I'm gonna drop a big [Citation Needed] next to your claim that "it will require far more". If you're a consumer, you are not going to be running a 70GB model on your computer for regular purposes. It is too large, loading from disk takes too long, and inferencing would be impossible without a massive GPU to accelerate it. Multimodality be damned, that is just too large for any end-user, let alone Joe Shmoe on his iPhone.
If resource consumption increases in AI, that will just further bolster Nvidia's control, and the presence of the cloud for AI compute. I have no idea how you can twist this into an epic win for the M2 Ultra owners who are stuck inferencing with... checks clipboard Metal compute shaders.
When a dark raincloud is rolling in we do not need a citation to say we will be very wet soon. If a person never developed the fundamental ability to anticipate future events based on present observations, I cannot help them with that.
That's an intentionally vague answer, to the point that I need you to qualify it if you want me to take you seriously. Presently, I've been observing LLMs that retain 90% of their problem-solving ability with just 10% of the model size.

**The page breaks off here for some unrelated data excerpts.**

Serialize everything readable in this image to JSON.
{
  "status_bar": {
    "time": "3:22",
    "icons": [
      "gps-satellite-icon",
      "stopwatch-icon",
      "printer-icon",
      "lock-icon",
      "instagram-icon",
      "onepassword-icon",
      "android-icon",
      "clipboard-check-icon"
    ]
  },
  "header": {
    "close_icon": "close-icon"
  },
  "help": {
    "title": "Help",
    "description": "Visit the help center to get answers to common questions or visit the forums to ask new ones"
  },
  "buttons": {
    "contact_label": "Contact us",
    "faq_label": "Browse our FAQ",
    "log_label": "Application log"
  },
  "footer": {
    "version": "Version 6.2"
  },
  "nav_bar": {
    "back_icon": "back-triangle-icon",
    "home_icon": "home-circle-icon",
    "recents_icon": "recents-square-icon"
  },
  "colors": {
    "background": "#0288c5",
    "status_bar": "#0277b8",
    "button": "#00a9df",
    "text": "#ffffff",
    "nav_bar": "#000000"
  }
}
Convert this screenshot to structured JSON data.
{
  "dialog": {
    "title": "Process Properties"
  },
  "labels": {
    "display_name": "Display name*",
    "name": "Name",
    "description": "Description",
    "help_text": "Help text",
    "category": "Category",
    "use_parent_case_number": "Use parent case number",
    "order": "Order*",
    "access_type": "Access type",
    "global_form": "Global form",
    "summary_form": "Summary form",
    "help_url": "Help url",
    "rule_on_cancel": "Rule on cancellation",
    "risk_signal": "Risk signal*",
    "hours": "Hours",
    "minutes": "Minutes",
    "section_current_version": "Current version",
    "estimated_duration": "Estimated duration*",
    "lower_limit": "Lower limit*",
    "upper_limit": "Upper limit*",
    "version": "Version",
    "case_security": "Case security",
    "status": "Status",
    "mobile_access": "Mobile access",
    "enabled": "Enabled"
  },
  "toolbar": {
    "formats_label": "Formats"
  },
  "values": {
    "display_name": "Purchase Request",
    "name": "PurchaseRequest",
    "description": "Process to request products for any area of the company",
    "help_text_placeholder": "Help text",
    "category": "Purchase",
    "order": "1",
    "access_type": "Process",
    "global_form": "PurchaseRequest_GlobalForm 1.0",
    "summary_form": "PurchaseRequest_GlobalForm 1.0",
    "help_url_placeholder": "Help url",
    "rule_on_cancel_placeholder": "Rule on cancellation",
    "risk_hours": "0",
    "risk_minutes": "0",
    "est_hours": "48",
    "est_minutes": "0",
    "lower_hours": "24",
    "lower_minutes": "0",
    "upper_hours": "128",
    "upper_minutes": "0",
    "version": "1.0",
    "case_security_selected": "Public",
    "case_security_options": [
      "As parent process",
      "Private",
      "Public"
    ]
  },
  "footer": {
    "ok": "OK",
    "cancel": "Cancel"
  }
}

What are you seeing that makes you assume otherwise?
This kind of justification of events is the exact same blockchain fanatics have been using. Needless to say, that doesn't make your argument look very strong.
The only trait blockchain and crypto culture has in common with transformer models is the use of massive compute. Do not lump me in with cryptobros, I want absolutely nothing to do with that hive of thickheaded villainy.
If resource consumption increases in AI, that will just further bolster Nvidia's control, and the presence of the cloud for AI compute. I have no idea how you can twist this into an epic win for the M2 Ultra owners who are stuck inferencing with... checks clipboard Metal compute shaders.